Vertreter fast aller Fraktionen werteten die Arbeit der Kommission insgesamt als Erfolg. Es gehe nun vor allem darum, dass die Regierung die Ideen nicht in der Schublade verschwinden lasse, wie dies vielfach bei der Enquete-Kommission "Internet und digitale Gesellschaft" 2013 der Fall gewesen sei. Grüne und Linke monierten, dass das Gremium meist hinter verschlossenen Türen getagt und die Chance auf eine größere gesellschaftliche Debatte so verpasst habe.

"Die gesellschaftspolitischen Kollateralschäden von KI-getriebenen sozialen Netzwerken und Medienplattformen erfahren im Bericht keine angemessen starke Gewichtung", bedauerten die Grünen-Mitglieder Anna Christmann und Dieter Janecek. Ein Kernproblem für die Demokratie sei so nicht hinreichend beleuchtet worden. Die Linke hat besonders viele Sondervoten abgegeben. Sie stimmte gegen die Kapitel zu Ethik sowie Wirtschaft und enthielt sich zum restlichen Teil.

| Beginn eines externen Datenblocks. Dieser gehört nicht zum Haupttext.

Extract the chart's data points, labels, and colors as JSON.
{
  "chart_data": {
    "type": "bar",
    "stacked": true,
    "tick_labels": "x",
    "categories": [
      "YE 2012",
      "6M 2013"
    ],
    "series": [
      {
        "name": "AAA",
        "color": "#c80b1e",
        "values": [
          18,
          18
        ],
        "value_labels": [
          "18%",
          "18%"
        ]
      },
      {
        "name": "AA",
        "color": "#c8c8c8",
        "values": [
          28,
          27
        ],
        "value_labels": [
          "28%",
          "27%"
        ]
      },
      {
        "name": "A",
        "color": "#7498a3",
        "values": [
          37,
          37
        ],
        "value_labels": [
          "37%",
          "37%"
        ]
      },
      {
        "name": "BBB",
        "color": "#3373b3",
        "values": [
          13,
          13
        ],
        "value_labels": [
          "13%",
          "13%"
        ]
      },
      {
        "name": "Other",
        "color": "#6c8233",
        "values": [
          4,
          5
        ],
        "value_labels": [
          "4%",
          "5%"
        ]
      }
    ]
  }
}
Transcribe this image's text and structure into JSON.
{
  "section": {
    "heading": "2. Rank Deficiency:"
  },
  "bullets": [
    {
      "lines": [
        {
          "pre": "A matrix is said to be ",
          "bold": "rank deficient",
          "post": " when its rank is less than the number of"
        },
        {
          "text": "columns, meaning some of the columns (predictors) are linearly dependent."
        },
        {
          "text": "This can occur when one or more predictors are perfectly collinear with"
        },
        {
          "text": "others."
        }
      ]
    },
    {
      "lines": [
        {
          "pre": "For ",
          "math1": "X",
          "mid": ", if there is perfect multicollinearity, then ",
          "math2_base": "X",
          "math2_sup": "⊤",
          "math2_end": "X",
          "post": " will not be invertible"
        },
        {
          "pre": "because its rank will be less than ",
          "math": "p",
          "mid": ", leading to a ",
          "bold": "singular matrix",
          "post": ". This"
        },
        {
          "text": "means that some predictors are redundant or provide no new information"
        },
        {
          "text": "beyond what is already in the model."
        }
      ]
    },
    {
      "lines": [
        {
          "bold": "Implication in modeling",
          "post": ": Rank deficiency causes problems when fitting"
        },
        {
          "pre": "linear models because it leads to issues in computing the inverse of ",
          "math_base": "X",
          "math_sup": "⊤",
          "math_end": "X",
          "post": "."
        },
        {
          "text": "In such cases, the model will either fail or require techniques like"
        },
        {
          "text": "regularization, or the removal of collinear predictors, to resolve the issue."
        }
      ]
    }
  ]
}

Veröffentlicht hat die Kommission zunächst eine Kurzfassung ihrer Ergebnisse. Ebenfalls bereits verfügbar sind über die Homepage des Gremiums die vorläufigen Resultate der einzelnen Projektgruppen. Der gesamte Abschlussbericht soll zeitnah publiziert werden – ihm fehlt noch die offizielle Drucksachen-Nummer des Bundestags.